Müslüman karşıtı söylemleriyle bilinen V.S. Naipaul'un Avrupa Yazarlar Parlamentosu toplantısına 'onur konuğu' olarak davet edilmesine tepki gösteren Hilmi Yavuz bu kez merceği müslüman aydınlara tuttu...
Yavuz bazı müslüman aydınların 'oryantalistleştiği'ni şu satırlarla ortaya koydu:
Hoşgörü il seo e hakaret arasındaki farkı bilmez değilim. Neye, nasıl ve hangi koşullarda hoşgörü gösterileceğini de! Bunu, kimseden öğrenecek değilim. Hakarete karşı protesto, sivil bir haktır. Üstelik bu sivil hakkın, 'birlikte aynı masaya oturmama' gibi, sessiz ve ince bir jestle dile getirilmesinin, yazar dostlarımı, başta elbette Eyüp Can, niçin bu kadar öfkelendirdiğini de anlamış değilim! Ben, bu toplantıya katılacak yazarlara da, 2010 Avrupa Kültür Başkenti Ajansı'na da, Naipaul'un kimliğini hatırlattım;- hepsi o kadar! Protesto etmek ya da etmemek onların bileceği iştir. Nitekim Cihan Aktaş, protesto ederek toplantıdan çekildiğini duyurmuştur. Bence yapılması gereken 'onur'lu yazar davranışı buydu...

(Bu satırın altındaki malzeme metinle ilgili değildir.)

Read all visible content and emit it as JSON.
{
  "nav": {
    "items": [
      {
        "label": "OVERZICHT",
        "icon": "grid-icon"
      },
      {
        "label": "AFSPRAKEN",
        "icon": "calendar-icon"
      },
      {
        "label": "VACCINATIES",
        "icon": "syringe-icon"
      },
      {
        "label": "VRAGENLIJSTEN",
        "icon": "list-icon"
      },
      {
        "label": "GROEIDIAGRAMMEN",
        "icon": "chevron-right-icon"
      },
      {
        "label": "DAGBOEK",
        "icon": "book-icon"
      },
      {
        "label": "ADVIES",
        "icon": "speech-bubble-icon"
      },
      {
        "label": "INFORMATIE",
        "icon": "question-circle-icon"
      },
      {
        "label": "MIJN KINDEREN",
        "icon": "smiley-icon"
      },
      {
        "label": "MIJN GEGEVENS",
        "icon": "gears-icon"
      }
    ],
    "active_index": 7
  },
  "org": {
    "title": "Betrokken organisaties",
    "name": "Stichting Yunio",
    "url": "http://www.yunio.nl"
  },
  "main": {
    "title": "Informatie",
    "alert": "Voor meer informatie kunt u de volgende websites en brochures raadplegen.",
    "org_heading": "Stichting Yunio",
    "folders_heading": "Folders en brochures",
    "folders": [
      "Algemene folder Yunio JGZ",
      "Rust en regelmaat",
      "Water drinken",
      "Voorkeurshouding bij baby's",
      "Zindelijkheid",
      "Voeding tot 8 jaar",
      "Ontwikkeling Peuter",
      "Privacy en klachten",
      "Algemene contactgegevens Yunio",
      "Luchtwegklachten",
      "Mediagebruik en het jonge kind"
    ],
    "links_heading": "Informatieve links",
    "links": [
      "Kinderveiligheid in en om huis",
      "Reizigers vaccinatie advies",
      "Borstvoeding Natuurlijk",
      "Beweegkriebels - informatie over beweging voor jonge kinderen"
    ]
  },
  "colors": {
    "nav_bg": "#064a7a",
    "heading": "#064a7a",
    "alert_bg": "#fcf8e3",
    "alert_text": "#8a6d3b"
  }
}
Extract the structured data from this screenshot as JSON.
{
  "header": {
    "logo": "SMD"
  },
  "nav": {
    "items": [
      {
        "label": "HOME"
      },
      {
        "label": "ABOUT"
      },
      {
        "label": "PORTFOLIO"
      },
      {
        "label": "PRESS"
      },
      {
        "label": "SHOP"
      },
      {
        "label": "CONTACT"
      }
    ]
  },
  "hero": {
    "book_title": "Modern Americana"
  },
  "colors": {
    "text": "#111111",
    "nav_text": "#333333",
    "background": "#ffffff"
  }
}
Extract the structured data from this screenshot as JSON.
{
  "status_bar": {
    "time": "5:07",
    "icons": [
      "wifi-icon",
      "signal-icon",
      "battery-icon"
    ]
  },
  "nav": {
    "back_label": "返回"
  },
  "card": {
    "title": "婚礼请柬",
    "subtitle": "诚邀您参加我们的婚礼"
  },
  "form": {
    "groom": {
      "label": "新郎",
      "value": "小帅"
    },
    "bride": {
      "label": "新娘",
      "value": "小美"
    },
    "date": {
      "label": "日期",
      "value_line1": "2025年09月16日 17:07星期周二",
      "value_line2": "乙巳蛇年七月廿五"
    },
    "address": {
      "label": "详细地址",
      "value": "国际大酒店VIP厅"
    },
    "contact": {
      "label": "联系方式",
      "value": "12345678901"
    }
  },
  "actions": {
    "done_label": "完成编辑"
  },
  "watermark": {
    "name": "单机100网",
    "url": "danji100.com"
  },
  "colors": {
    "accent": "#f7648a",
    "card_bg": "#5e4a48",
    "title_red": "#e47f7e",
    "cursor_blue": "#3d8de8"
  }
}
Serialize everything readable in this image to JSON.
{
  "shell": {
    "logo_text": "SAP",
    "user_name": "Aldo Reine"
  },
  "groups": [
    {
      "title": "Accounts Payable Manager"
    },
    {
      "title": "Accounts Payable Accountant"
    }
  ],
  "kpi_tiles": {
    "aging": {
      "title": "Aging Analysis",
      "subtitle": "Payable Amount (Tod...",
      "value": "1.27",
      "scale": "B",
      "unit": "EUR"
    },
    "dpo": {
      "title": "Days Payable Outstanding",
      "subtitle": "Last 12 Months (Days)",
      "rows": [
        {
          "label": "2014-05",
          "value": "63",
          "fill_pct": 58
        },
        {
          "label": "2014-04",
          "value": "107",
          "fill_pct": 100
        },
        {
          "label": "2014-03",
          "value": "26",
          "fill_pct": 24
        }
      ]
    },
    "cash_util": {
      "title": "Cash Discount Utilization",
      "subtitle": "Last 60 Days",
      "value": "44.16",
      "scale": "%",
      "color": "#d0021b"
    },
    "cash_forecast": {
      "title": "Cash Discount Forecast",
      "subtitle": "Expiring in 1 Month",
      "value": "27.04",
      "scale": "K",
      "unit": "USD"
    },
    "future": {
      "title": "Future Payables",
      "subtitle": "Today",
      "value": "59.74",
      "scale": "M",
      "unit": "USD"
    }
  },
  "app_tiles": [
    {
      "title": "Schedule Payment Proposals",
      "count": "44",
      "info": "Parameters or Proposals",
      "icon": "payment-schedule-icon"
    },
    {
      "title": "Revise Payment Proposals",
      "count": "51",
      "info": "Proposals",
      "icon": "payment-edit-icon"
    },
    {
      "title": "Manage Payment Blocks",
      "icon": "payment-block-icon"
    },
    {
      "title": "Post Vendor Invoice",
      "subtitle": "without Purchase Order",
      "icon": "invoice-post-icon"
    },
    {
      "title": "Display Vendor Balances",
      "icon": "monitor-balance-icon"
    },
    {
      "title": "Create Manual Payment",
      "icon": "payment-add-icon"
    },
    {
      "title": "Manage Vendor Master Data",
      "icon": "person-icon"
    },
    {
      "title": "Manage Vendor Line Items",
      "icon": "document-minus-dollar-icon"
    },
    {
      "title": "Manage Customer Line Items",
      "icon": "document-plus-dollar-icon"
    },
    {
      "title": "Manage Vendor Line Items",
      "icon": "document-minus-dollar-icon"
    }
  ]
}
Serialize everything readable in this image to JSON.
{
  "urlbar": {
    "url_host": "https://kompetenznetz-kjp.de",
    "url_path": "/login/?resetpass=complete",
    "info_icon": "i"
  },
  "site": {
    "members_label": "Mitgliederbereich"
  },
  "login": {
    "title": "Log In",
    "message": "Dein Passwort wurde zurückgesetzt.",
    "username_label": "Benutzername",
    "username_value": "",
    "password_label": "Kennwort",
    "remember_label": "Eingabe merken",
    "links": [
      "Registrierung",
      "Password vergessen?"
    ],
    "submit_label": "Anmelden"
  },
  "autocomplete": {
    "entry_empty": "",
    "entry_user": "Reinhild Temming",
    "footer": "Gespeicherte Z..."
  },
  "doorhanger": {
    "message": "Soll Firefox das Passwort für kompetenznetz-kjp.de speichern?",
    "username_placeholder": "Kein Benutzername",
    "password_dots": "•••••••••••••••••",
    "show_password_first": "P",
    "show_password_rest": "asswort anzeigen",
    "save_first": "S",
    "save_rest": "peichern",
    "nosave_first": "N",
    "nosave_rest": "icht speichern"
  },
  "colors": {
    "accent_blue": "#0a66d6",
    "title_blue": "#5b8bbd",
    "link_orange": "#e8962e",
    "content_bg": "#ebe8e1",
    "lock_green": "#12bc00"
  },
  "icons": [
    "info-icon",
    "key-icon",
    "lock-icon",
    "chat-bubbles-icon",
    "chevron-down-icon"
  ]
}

Ahmet Kot dostumu anlıyorum. O 2010 Avrupa Kültür Başkenti Ajansı'nın Edebiyat Direktörüdür. Dolayısıyla, muhafazakar bir hükümetin tahsisatıyla, Müslümanlardan nefret ettiğini her fırsatta açıklayan Naipaul'u davet etmenin sorumluluğuyla elbette kendini savunmak mecburiyetinde hissedecektir! Ama acaba şu soru Ahmet Kot'a sorulmamalı mıdır? Nobel almış bir yazar, 'onur konuğu' olarak davet edilecek idiyse, niçin Naipaul tercih edildi? Yaşayan birçok Nobelli yazar var;-Naipaul dışında pekala onlardan biri davet edilemez miydi?